Muro believes fishing helped him stay strong during this long difficult lockdown, it helped him unlock new happiness he has never felt before. 

“When you feel that first bite on your line, your mind circles back to all the hard work you put into this sport, and I think it’s safe to say that’s the best feeling I have ever felt,” he says.

As for journalism, one of the greatest skills he has learned is how rewarding going out of your comfort zone can be.

“It can be kind of intimidating, sometimes, interviewing the superintendent or the principal one on one… it’s definitely a nerve-racking thing, it gives you butterflies, but it opens the door to new possibilities and opportunities. After you get done with things like that it’s a self-fulfilling prophecy, so you’re more confident again… which is an important thing,” he said.

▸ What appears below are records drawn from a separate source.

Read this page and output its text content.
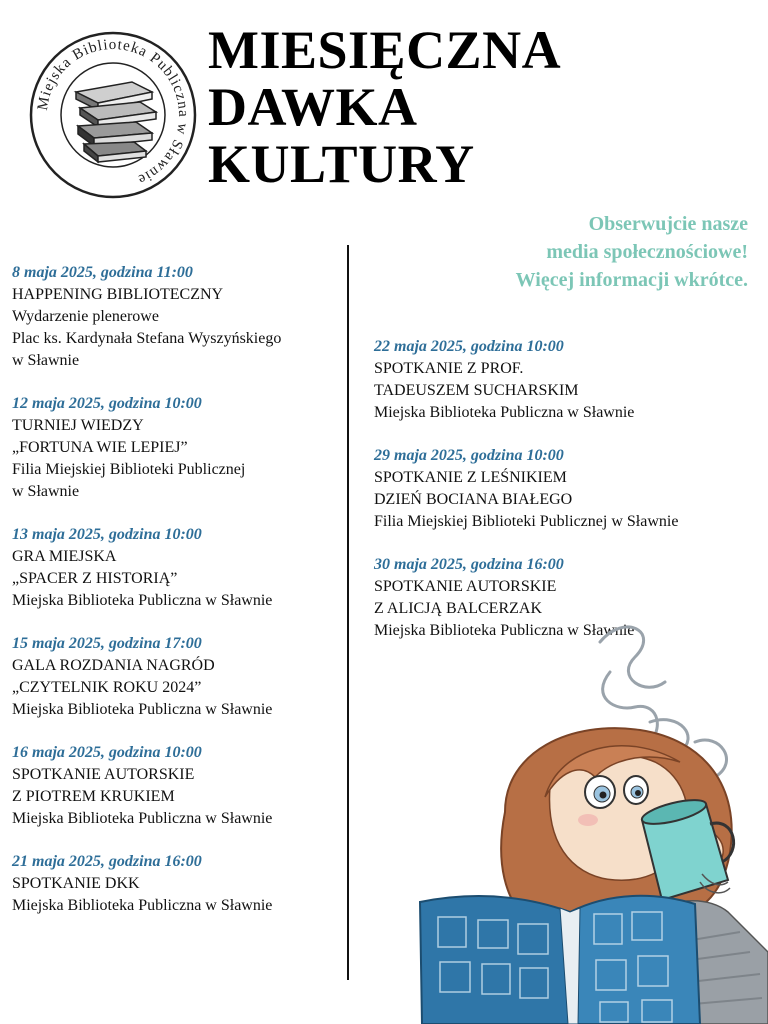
Miejska Biblioteka Publiczna w Sławnie
MIESIĘCZNA
DAWKA
KULTURY
Obserwujcie nasze
media społecznościowe!
Więcej informacji wkrótce.
8 maja 2025, godzina 11:00
HAPPENING BIBLIOTECZNY
Wydarzenie plenerowe
Plac ks. Kardynała Stefana Wyszyńskiego
w Sławnie
12 maja 2025, godzina 10:00
TURNIEJ WIEDZY
„FORTUNA WIE LEPIEJ”
Filia Miejskiej Biblioteki Publicznej
w Sławnie
13 maja 2025, godzina 10:00
GRA MIEJSKA
„SPACER Z HISTORIĄ”
Miejska Biblioteka Publiczna w Sławnie
15 maja 2025, godzina 17:00
GALA ROZDANIA NAGRÓD
„CZYTELNIK ROKU 2024”
Miejska Biblioteka Publiczna w Sławnie
16 maja 2025, godzina 10:00
SPOTKANIE AUTORSKIE
Z PIOTREM KRUKIEM
Miejska Biblioteka Publiczna w Sławnie
21 maja 2025, godzina 16:00
SPOTKANIE DKK
Miejska Biblioteka Publiczna w Sławnie
22 maja 2025, godzina 10:00
SPOTKANIE Z PROF.
TADEUSZEM SUCHARSKIM
Miejska Biblioteka Publiczna w Sławnie
29 maja 2025, godzina 10:00
SPOTKANIE Z LEŚNIKIEM
DZIEŃ BOCIANA BIAŁEGO
Filia Miejskiej Biblioteki Publicznej w Sławnie
30 maja 2025, godzina 16:00
SPOTKANIE AUTORSKIE
Z ALICJĄ BALCERZAK
Miejska Biblioteka Publiczna w Sławnie
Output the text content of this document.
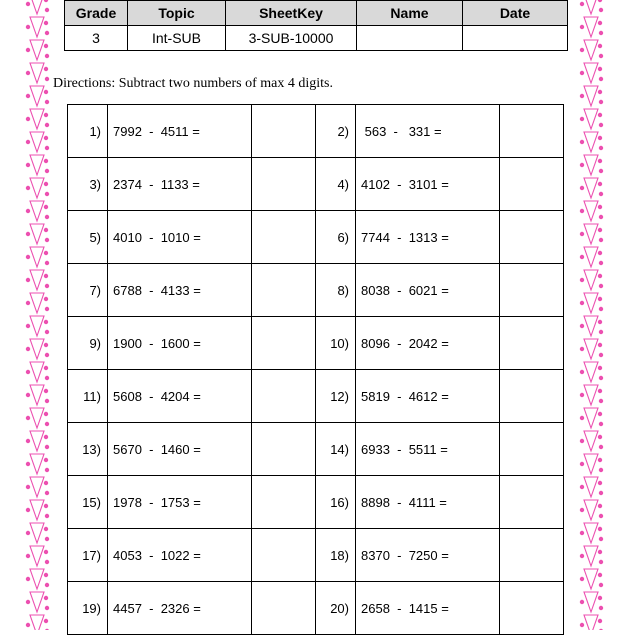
Grade	Topic	SheetKey	Name	Date
3	Int-SUB	3-SUB-10000		
Directions: Subtract two numbers of max 4 digits.
1)	7992  -  4511 =		2)	563  -   331 =	
3)	2374  -  1133 =		4)	4102  -  3101 =	
5)	4010  -  1010 =		6)	7744  -  1313 =	
7)	6788  -  4133 =		8)	8038  -  6021 =	
9)	1900  -  1600 =		10)	8096  -  2042 =	
11)	5608  -  4204 =		12)	5819  -  4612 =	
13)	5670  -  1460 =		14)	6933  -  5511 =	
15)	1978  -  1753 =		16)	8898  -  4111 =	
17)	4053  -  1022 =		18)	8370  -  7250 =	
19)	4457  -  2326 =		20)	2658  -  1415 =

The future for Muro is bright.  He has aspirations to take his fishing hobby to the next level by going on a fishing trip to River Po in Italy and look for some record size catfish in the deep muddy river.  As well continue, for the rest of his senior year, as one of the two co-editors in chief for journalism, which is proof that his commitment and growth in writing has, in fact, paid off.

Camasonian journalists Daisy Gooch and Blake Bell contributed to this article.